Microfibers – tiny threads shed from fabric – are being found in alarming profusion on shorelines where wastewater is released. The spread of microfiber has similar consequences than that of Microbeads, solid plastic particles, which have recently been banned in the USA. This similar consequence is explained by the fact that an increasing proportion of fabrics are now made of polyester, polyamide, and polypropylene (Prolen), all conjugations of plastic. The microfibers are thus essentially plastic, and there spread is like that spread of Microbeads’ solid plastic particles.

Researchers have been trying to locate the source of microfibers’ infiltration of our shorelines and the answer is unequivocal: washing machines.

When we do our laundry fibers get released in the machine’s washing water and discharged onto pipelines to then pass through the filters of wastewater treatment plants, which are only capable of filtering 60% of fiber deposits, the rest invades our shorelines worldwide. “40% of them enter rivers, lakes and oceans,” according to researchers at the University of California at Santa Barbara, who carried study funded by the outdoor clothing brand Patagonia.

Other experiments sampling wastewater from domestic washing machines published in the American Chemical Society have demonstrated that a single garment can produce more than 1900 fibres per wash. “This suggests that a large proportion of microplastic fibers found in the marine environment may be derived from sewage as a consequence of washing synthetic clothes,” the research said.

These particles get subsequently eaten by aquatic life, and become present in our consumed fish, seafood, shellfish, shrimp… Sherri Sam Mason, a chemist at the State University of New York who tested samples at lake Michigan, said to the Chicago Tribune another concern was also the fibers’ ability to absorb persistent organic pollutants such as polychlorinated biphenyls (PCBs), and to concentrate them in animals’ tissues.

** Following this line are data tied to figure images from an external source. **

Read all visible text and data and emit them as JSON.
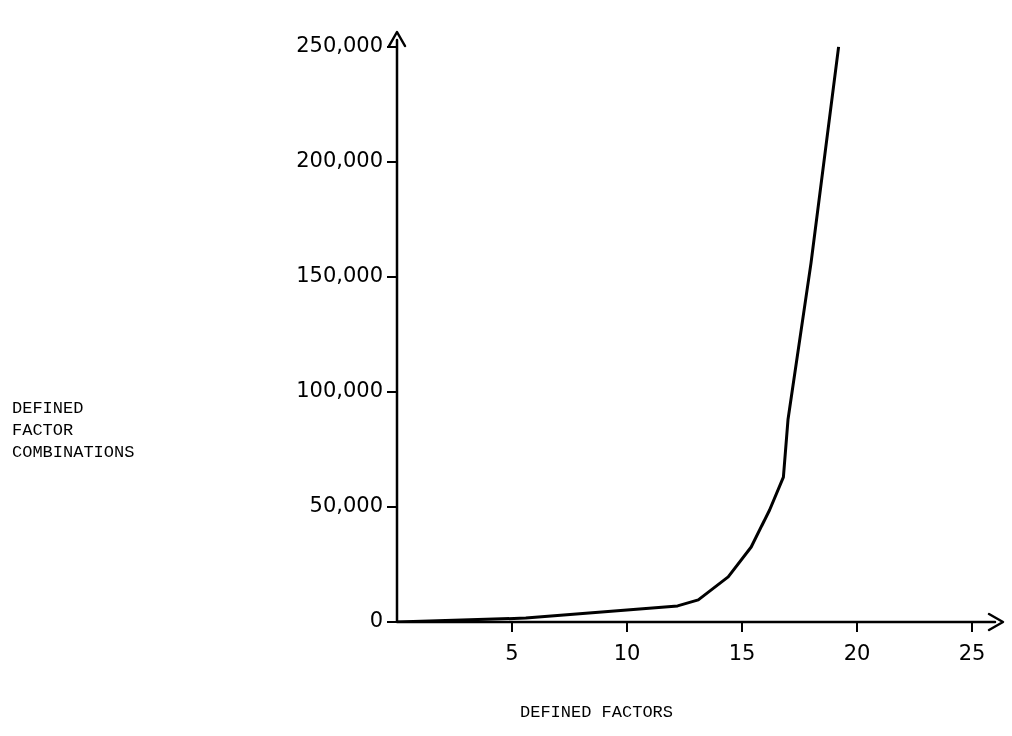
{
  "chart_data": {
    "type": "line",
    "xlabel": "DEFINED FACTORS",
    "annotations": [
      "DEFINED\nFACTOR\nCOMBINATIONS"
    ],
    "xlim": [
      0,
      26
    ],
    "ylim": [
      0,
      253000
    ],
    "xticks": [
      5,
      10,
      15,
      20,
      25
    ],
    "yticks": [
      {
        "value": 0,
        "label": "0"
      },
      {
        "value": 50000,
        "label": "50,000"
      },
      {
        "value": 100000,
        "label": "100,000"
      },
      {
        "value": 150000,
        "label": "150,000"
      },
      {
        "value": 200000,
        "label": "200,000"
      },
      {
        "value": 250000,
        "label": "250,000"
      }
    ],
    "grid": false,
    "legend": false,
    "series": [
      {
        "color": "#000000",
        "x": [
          0,
          5.6,
          10,
          12.2,
          13.1,
          14.4,
          15.4,
          16.2,
          16.8,
          17.0,
          18.0,
          19.2
        ],
        "values": [
          0,
          1700,
          5200,
          7000,
          9600,
          19600,
          32600,
          48700,
          63000,
          88000,
          156000,
          250000
        ]
      }
    ]
  }
}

The increase in production of bad quality apparel, through the use of more synthetic textiles (in which microfibers are more present) is making matters worse and the retail industry is being very slow on proposing possible solutions to the issue. Some environmentally aware brands have taken action such as PatagoniaColumbia Sportswear, and 18 others, studying the issue through the Outdoor Industry Association (OIA), a trade group consisting of about 1,300 companies around the world. The group Inditex, which owns Zara, said to the Guardian that microfibers fall into the category of issues covered by its Global Water Strategy, which includes ongoing plans to evaluate and improve wastewater management at its mills.

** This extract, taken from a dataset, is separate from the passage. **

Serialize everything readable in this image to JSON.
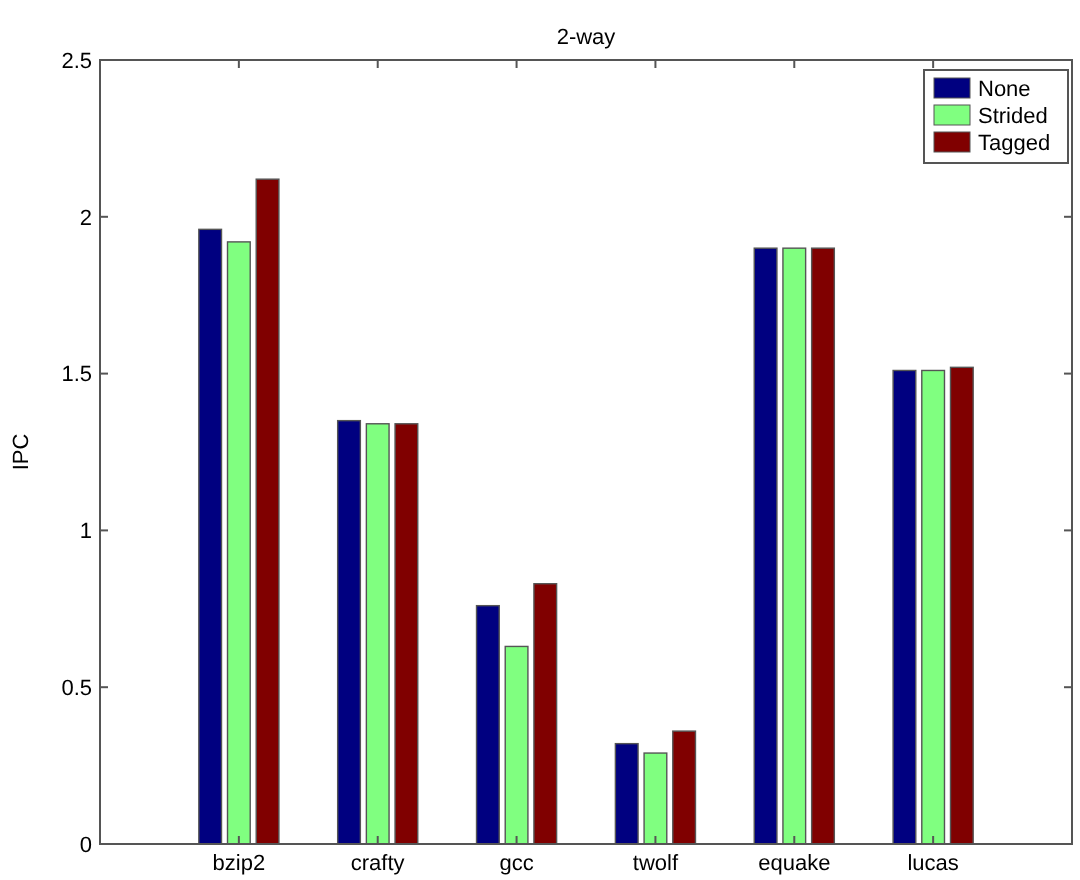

Solutions are also expected from the household appliance industry, as it is indeed through the washing machine that the fibers are dispelled. Placing a nanoball in our washing machine that would attract and enclose the fibers is a proposed answer by Maria Westerbros of the Plastic Soup FoundationTersus Solutions has also come up with a promising water-less washing machines. With funding from the Energy commission, the Colorado based company has developed a machine in which textiles are washed in pressurized carbon dioxide instead of water.

Many suggest that governments should take action. Finding the technology to develop wastewater treatment plants that can filter sewage water completely from the fibers would be an ideal state funded solution for example. So would be incentivizing engineers and designers to find a solution. A nano-ball to rid our oceans of plastic perhaps?

In the meantime as a consumer you should avoid synthetic fabrics altogether. If you have to wash synthetic apparel, hand-washing will shed considerably less microfibers than using a machine.